Emily turned and walked away while Walter continued writing and Emily continued working at her mindless work but thinking about him, wanting to know more about him, how he suddenly showed up on his bicycle several months ago and started coming in every afternoon at the same time for his apple pie and coffee, how quiet he was until recently when they started having little conversations. She thought how interesting it was that he started writing poetry and drawing after his operation. She remembered his saying it was new, something he had never had an interest in doing before but now he loved it.
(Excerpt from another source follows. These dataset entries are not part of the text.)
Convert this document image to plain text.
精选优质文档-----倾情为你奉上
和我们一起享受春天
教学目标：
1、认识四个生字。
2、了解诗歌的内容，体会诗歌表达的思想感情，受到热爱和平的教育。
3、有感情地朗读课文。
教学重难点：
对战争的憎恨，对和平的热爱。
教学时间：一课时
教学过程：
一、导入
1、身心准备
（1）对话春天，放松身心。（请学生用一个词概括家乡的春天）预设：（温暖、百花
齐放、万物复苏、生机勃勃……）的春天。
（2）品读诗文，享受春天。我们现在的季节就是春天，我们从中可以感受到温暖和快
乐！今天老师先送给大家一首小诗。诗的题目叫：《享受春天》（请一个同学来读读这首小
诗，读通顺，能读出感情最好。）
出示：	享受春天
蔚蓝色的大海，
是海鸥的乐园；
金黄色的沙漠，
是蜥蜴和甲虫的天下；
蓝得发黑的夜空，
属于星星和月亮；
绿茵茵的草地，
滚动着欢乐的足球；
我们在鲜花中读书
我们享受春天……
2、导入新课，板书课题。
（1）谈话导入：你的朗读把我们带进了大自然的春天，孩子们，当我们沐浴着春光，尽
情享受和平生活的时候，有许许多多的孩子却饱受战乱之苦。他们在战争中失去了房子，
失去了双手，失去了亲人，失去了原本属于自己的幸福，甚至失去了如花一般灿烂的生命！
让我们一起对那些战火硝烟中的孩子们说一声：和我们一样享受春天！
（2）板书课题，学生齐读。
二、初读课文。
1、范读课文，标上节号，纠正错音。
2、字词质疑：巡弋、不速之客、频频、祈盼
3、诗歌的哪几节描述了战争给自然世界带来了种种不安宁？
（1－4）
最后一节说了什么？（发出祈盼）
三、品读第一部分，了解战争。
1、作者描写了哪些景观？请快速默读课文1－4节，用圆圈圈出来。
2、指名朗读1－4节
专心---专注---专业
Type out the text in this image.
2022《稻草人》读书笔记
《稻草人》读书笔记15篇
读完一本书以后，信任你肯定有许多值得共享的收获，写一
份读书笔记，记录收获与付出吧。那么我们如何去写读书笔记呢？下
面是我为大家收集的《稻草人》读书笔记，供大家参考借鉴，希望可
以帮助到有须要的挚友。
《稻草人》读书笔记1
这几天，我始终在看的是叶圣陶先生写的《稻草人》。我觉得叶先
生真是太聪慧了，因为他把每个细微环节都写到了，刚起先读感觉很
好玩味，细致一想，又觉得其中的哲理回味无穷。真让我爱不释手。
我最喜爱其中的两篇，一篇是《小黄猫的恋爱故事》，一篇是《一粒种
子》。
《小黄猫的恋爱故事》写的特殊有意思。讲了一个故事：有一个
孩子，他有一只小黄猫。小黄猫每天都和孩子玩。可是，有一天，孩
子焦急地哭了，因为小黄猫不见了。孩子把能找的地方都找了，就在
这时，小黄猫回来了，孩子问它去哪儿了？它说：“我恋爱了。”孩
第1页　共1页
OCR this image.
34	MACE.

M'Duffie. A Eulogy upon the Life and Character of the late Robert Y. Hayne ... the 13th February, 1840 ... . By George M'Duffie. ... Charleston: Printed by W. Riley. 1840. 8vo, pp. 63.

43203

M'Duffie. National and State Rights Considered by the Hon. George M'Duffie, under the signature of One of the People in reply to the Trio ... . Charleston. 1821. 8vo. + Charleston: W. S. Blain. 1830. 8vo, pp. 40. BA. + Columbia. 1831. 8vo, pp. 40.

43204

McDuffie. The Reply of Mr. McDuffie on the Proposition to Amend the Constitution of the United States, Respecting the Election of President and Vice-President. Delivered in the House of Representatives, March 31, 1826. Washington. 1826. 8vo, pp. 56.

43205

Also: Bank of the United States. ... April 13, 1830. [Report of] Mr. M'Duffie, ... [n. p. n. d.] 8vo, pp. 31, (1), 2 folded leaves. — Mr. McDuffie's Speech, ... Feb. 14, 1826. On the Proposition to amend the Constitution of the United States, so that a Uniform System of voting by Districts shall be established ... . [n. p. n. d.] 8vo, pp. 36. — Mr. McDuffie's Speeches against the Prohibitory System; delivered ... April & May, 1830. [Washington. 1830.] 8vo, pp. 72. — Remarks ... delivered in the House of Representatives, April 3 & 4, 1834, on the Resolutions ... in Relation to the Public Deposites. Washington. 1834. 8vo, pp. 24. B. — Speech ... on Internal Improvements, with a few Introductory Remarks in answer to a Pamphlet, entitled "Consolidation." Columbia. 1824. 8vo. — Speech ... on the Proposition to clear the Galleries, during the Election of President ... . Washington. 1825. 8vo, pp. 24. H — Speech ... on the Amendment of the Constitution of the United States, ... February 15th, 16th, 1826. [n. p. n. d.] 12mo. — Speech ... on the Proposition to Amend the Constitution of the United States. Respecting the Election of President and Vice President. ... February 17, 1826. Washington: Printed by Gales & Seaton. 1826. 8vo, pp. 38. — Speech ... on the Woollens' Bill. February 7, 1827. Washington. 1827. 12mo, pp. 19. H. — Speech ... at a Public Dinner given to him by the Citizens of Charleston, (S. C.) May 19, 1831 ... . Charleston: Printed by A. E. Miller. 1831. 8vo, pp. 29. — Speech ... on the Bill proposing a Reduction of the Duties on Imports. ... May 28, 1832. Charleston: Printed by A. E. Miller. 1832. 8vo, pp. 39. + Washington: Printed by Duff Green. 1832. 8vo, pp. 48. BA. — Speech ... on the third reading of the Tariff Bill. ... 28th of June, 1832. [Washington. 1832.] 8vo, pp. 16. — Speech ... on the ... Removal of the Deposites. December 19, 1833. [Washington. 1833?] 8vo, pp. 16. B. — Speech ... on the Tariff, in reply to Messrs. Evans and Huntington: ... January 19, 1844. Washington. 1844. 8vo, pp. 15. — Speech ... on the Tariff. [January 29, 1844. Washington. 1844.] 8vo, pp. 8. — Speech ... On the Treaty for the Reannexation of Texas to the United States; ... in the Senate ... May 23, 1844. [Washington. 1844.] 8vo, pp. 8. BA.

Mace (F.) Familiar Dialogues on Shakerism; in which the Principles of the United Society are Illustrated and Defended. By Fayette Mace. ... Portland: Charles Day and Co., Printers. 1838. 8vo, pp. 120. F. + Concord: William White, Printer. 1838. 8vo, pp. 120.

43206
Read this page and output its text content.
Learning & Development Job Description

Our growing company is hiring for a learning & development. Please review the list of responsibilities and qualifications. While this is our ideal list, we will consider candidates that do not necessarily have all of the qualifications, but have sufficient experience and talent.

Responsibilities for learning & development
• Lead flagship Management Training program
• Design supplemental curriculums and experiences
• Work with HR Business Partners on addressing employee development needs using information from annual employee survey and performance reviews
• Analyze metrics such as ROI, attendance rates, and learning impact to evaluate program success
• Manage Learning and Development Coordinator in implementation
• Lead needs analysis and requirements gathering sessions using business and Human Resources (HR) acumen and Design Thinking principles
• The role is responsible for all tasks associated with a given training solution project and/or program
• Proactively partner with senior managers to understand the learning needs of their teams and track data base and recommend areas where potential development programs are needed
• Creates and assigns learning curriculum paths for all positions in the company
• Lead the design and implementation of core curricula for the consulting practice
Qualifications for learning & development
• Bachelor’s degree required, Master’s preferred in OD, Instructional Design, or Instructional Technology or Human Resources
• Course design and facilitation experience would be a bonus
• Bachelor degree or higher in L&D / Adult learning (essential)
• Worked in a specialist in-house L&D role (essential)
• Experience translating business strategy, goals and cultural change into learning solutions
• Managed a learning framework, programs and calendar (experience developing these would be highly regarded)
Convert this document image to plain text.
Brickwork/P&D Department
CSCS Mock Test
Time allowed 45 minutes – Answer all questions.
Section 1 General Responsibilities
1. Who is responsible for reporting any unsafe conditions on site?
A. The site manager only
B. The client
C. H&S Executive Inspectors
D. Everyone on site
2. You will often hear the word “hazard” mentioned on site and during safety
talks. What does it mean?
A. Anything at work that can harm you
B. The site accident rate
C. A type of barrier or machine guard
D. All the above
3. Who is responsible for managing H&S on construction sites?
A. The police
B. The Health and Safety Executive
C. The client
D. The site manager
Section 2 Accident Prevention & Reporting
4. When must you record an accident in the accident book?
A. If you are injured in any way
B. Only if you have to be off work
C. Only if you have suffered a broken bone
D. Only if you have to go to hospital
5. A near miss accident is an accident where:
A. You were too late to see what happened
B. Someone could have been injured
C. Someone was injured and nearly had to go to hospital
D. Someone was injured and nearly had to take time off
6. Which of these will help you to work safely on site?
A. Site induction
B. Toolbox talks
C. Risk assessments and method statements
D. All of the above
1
The next day, Walter didn’t come in for his coffee and apple pie and Emily kept looking at the door, surprised that she missed him and wondered if something was wrong, maybe her probing bothered him, maybe he decided to leave town. It wasn’t unusual for Emily to be concerned about her customers. After so many years of serving the same people, she knew their stories. Sometimes, she would even sit down with them for a few minutes if she wasn’t busy and they would confide in her. She prided herself in being a good listener, unlike her mother, and was careful not to give advice but to ask questions, helping them express what they were feeling often nodding and they could feel her genuine interest and caring. They always said, “You’re so easy to talk to.”

“I wonder what happened to Walter,” she said, glancing up at the clock, her work almost finished. “Maybe something came up,” she thought and took off her apron, stepped into the kitchen to say goodbye to Pete and Gary, the dishwasher and walked the two blocks to her apartment. Her door was on the side of the Tony’s Pizza shop and the whiff of various odors hit her as she entered, but fortunately, would disappear once in her second floor apartment. She liked that Pete didn’t require a waitress uniform and she could wear jeans or a skirt and in summer, Bermuda shorts. Her feet were usually sore when she got home and the first thing she would do was take off her sneakers, sit on the side of her bed and rub her feet then go barefooted into the tiny kitchen to see if Gabby, her cat had water and food in her bowl. Her friend, Susan’s cat had kittens a few months ago and so needed to find a home and Emma liked the idea of having a kitten to take care of.

Lying down on her bed, she glanced at the photo of Jonathan on her bedside table, thinking about his smile and how much she missed him then picked up the paper back book she had been reading, “Wuthering Heights” for the third time, touching the worn cover, staring at the picture of two lovers, opened the book to where she had an old envelope used as a marker, but when she started to read, her mind drifted and she found herself thinking about Walter, wondering why after months of coming into the diner every afternoon at the same time for the past four months, he didn’t come in and hoped it wasn’t because of her prying or he wasn’t well. She then wondered about the operation he said had changed him. What did he mean? What was he like before the operation? What was his story?